Foto oben: So könnte sie ausgesehen haben (Bild: Wikipedia). Das Haar war nach neuester Erkenntnis aber brünett.
Grabbeigaben
Der Toten zu Füßen fand man eine Birkenrindendose, welche Met bzw. ein Biermischgetränk mit Honig enthielt. Neben dem Kopf des Mädchens fand man eine weitere Birkenrindendose mit den Leichenbrand eines etwa fünf- bis sechsjährigen Jungen. Ob es sich hierbei um einen Verwandten, einer anderweitig nahestehenden Person oder aber um ein Menschenopfer handelt, ist unklar. Außerdem wurde der Verstorbenen ein Sträußlein Schafgarbe beigelegt.
Herkunft
Bis 2015 wurde naheliegender Weise angenommen, dass es sich bei dem Mädchen von Egtved um eine höhergestellte junge Frau aus dem Bereich des heutigen Dänemark handelte.

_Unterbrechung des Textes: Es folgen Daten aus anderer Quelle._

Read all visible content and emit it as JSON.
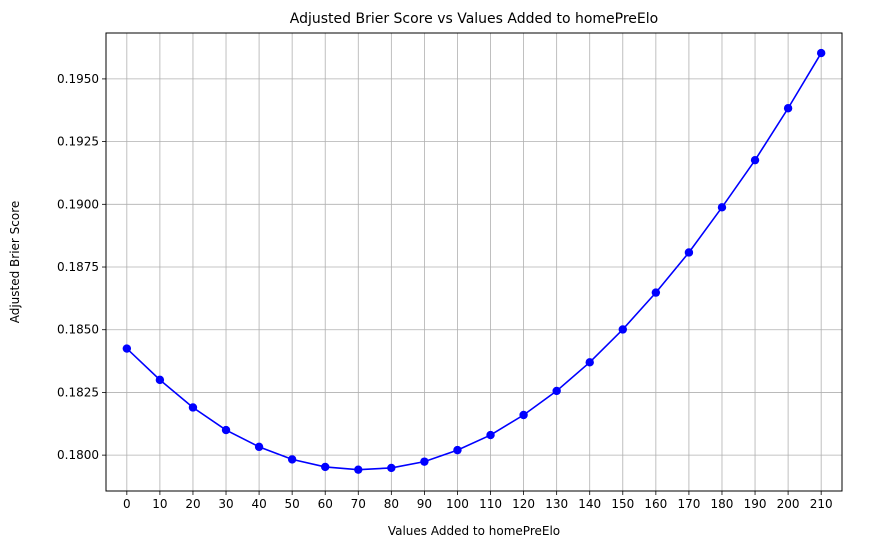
{
  "chart_data": {
    "type": "line",
    "title": "Adjusted Brier Score vs Values Added to homePreElo",
    "xlabel": "Values Added to homePreElo",
    "ylabel": "Adjusted Brier Score",
    "x": [
      0,
      10,
      20,
      30,
      40,
      50,
      60,
      70,
      80,
      90,
      100,
      110,
      120,
      130,
      140,
      150,
      160,
      170,
      180,
      190,
      200,
      210
    ],
    "x_tick_labels": [
      "0",
      "10",
      "20",
      "30",
      "40",
      "50",
      "60",
      "70",
      "80",
      "90",
      "100",
      "110",
      "120",
      "130",
      "140",
      "150",
      "160",
      "170",
      "180",
      "190",
      "200",
      "210"
    ],
    "y_ticks": [
      0.18,
      0.1825,
      0.185,
      0.1875,
      0.19,
      0.1925,
      0.195
    ],
    "y_tick_labels": [
      "0.1800",
      "0.1825",
      "0.1850",
      "0.1875",
      "0.1900",
      "0.1925",
      "0.1950"
    ],
    "xlim": [
      -6.3,
      216.3
    ],
    "ylim": [
      0.17857,
      0.19683
    ],
    "grid": true,
    "series": [
      {
        "color": "#0000ff",
        "marker": "circle",
        "values": [
          0.18425,
          0.183,
          0.1819,
          0.181,
          0.18033,
          0.17983,
          0.17953,
          0.17942,
          0.17949,
          0.17974,
          0.1802,
          0.1808,
          0.1816,
          0.18256,
          0.1837,
          0.18501,
          0.18648,
          0.18808,
          0.18988,
          0.19176,
          0.19383,
          0.19603
        ]
      }
    ]
  }
}
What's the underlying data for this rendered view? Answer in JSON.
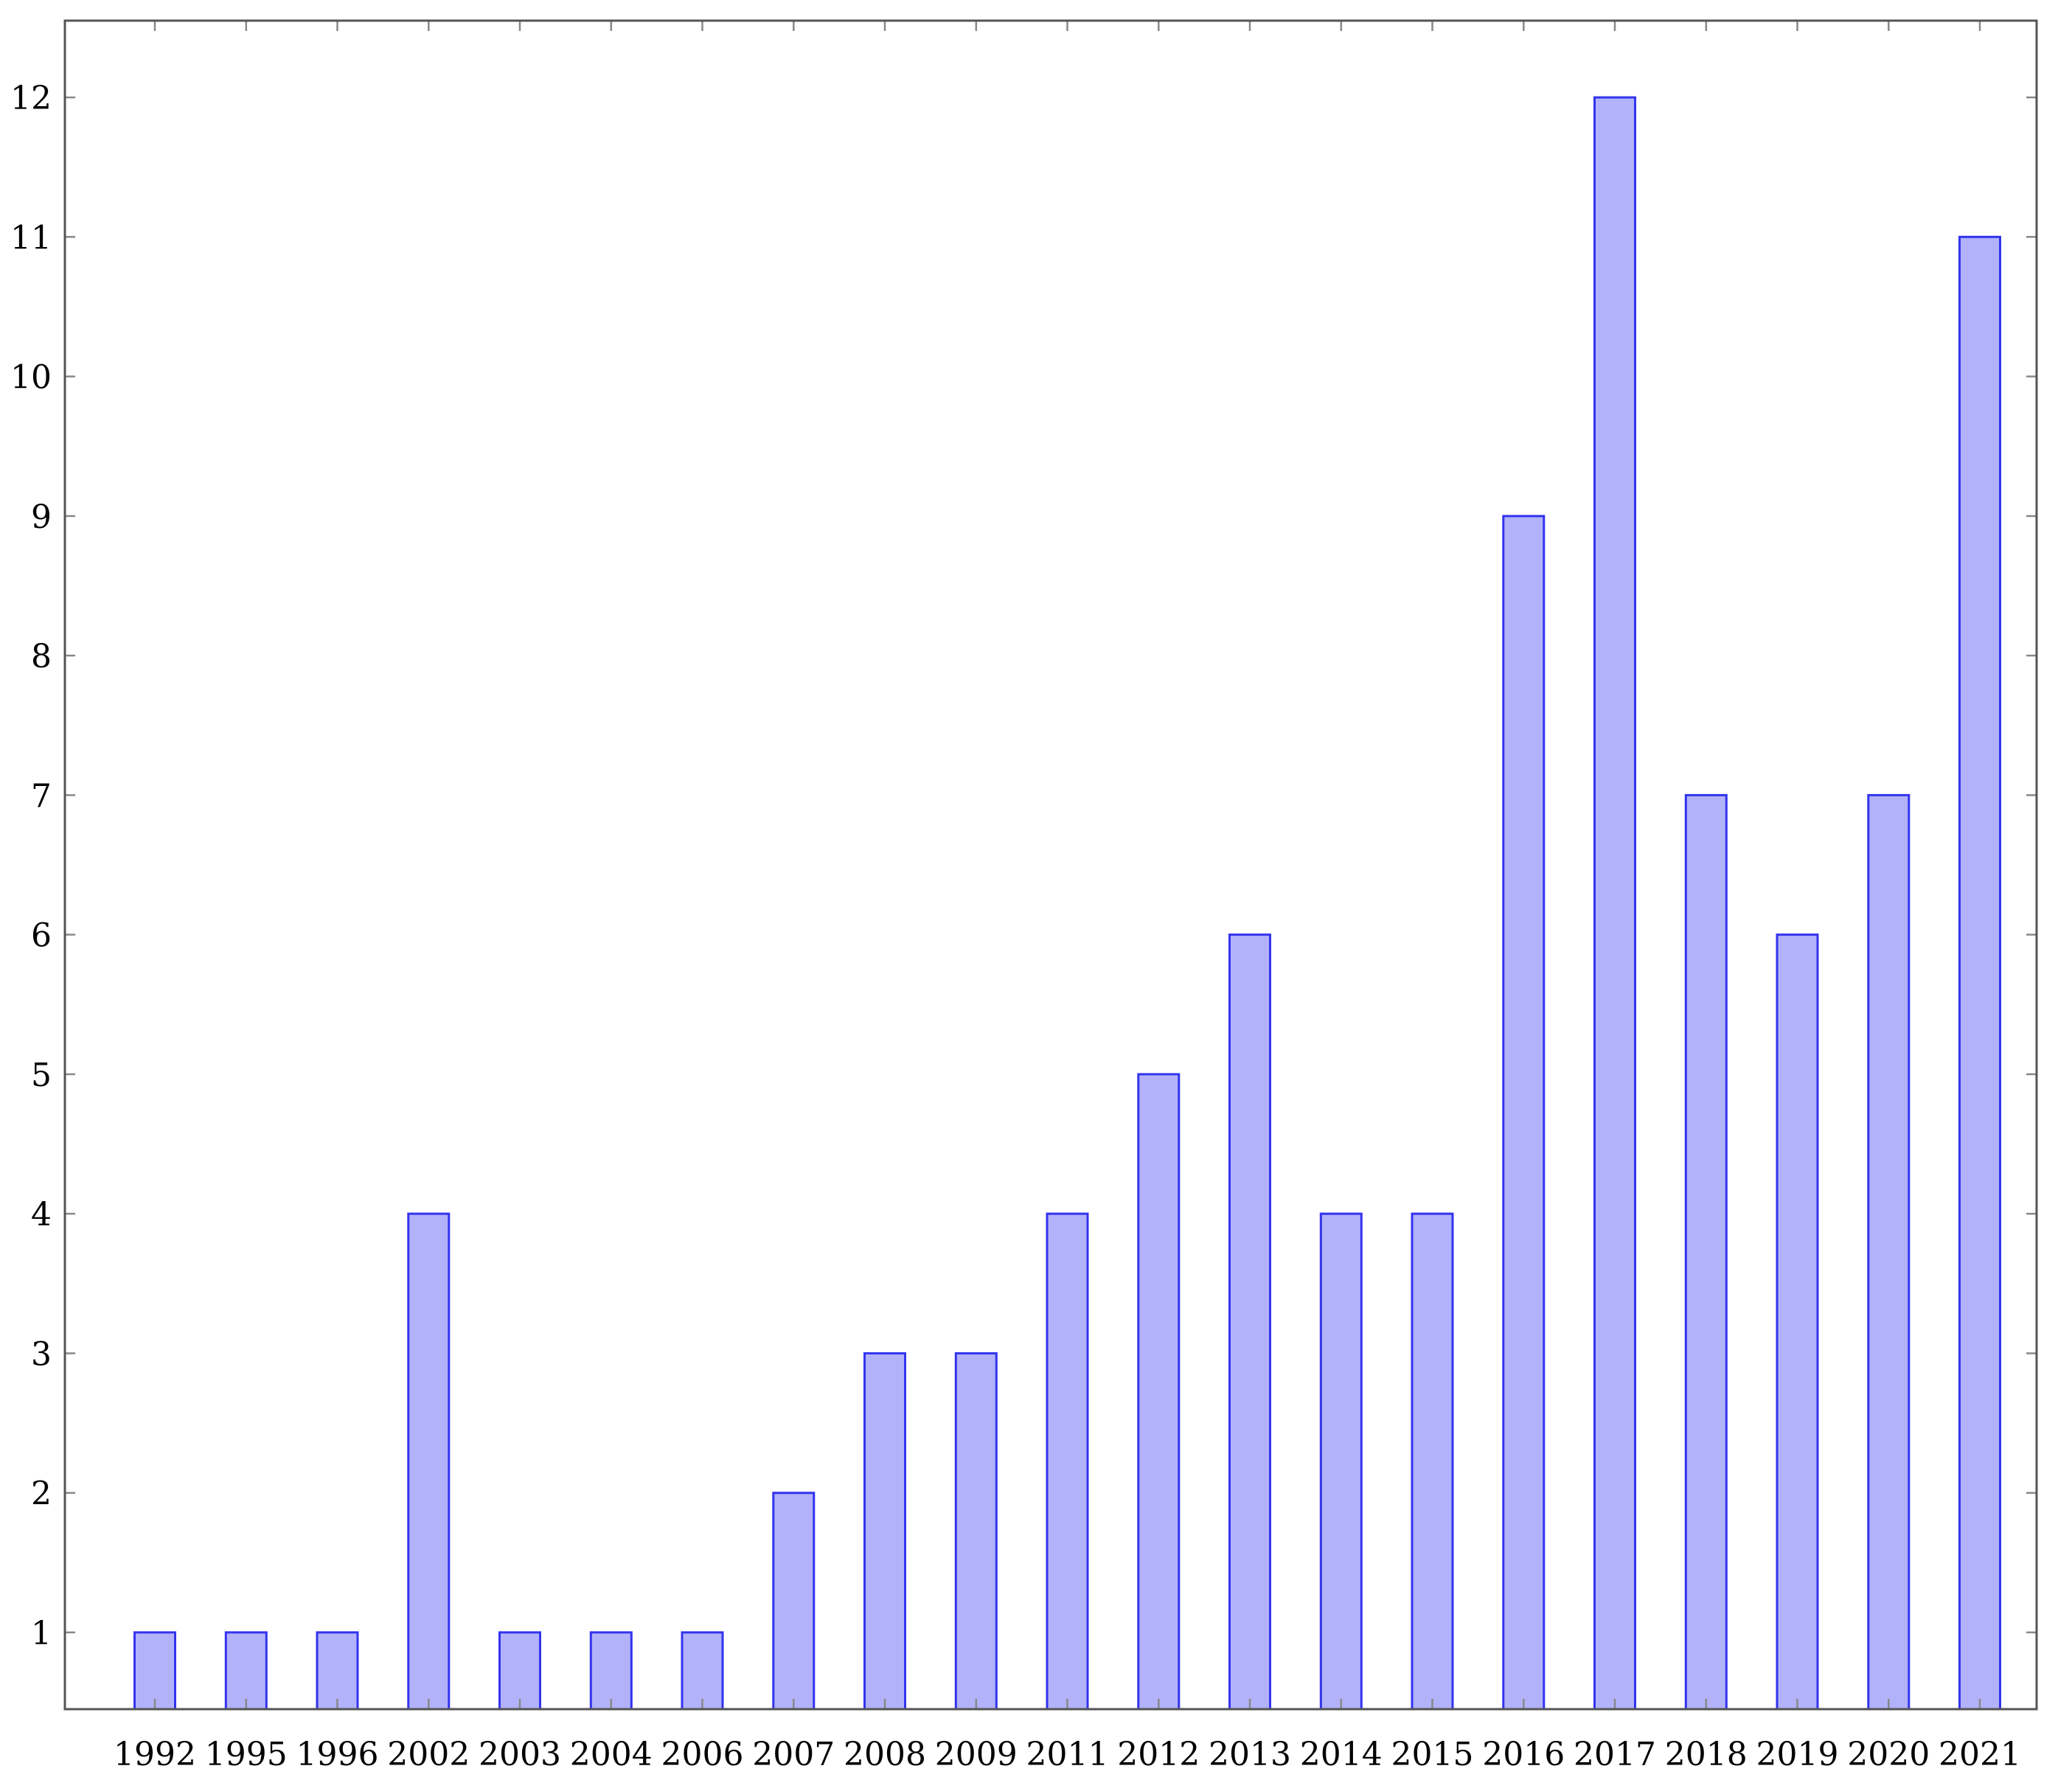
{
  "chart_data": {
    "type": "bar",
    "title": "",
    "xlabel": "",
    "ylabel": "",
    "categories": [
      "1992",
      "1995",
      "1996",
      "2002",
      "2003",
      "2004",
      "2006",
      "2007",
      "2008",
      "2009",
      "2011",
      "2012",
      "2013",
      "2014",
      "2015",
      "2016",
      "2017",
      "2018",
      "2019",
      "2020",
      "2021"
    ],
    "values": [
      1,
      1,
      1,
      4,
      1,
      1,
      1,
      2,
      3,
      3,
      4,
      5,
      6,
      4,
      4,
      9,
      12,
      7,
      6,
      7,
      11
    ],
    "ylim": [
      0.45,
      12.55
    ],
    "yticks": [
      1,
      2,
      3,
      4,
      5,
      6,
      7,
      8,
      9,
      10,
      11,
      12
    ],
    "grid": false,
    "legend": "none",
    "colors": {
      "bar_fill": "#b2b2fa",
      "bar_stroke": "#3333ee"
    }
  }
}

Strontium-Analysen des Teams von Karin Frei (Nationalmuseum Kopenhagen) bezüglich des Zahnmaterials, der langen Haare und der Kleidung der Toten ergaben, dass das Mädchen aus dem Schwarzwald stammt, eineinhalb Jahre vor seinem Tod nach Jütland kam, nach einiger Zeit wieder eine weite Reisen unternahm (für ein halbes Jahr zurück in den Schwarzwald) und vor seinem Verscheiden noch einen Monat lang vor Ort in Dänemark lebte. Über diese schnellen und weiten Reisen waren die Wissenschaftler überrascht. Anscheinend muss den Bronzezeitlern eine höhere Beweglichkeit bescheinigt werden, als man bisher annahm.
Gesellschaftliche Stellung
Nur gesellschaftlich höhergestellte Personen wurden in solch aufwändigen Einzelbestattungen beerdigt. Dafür sprechen auch die Schmuckstücke der Toten. Für die Vermutung einer Verheiratung und damit verbunden Stärkung von Macht- und Handelsbeziehungen zweier Familien in Dänemark und Süddeutschland spricht sich Kristian Kristiansen von der Universität Göteborg aus. Schließlich waren "in der Bronzezeit Westeuropas Süddeutschland und Dänemark zwei dominante Machtzentren“.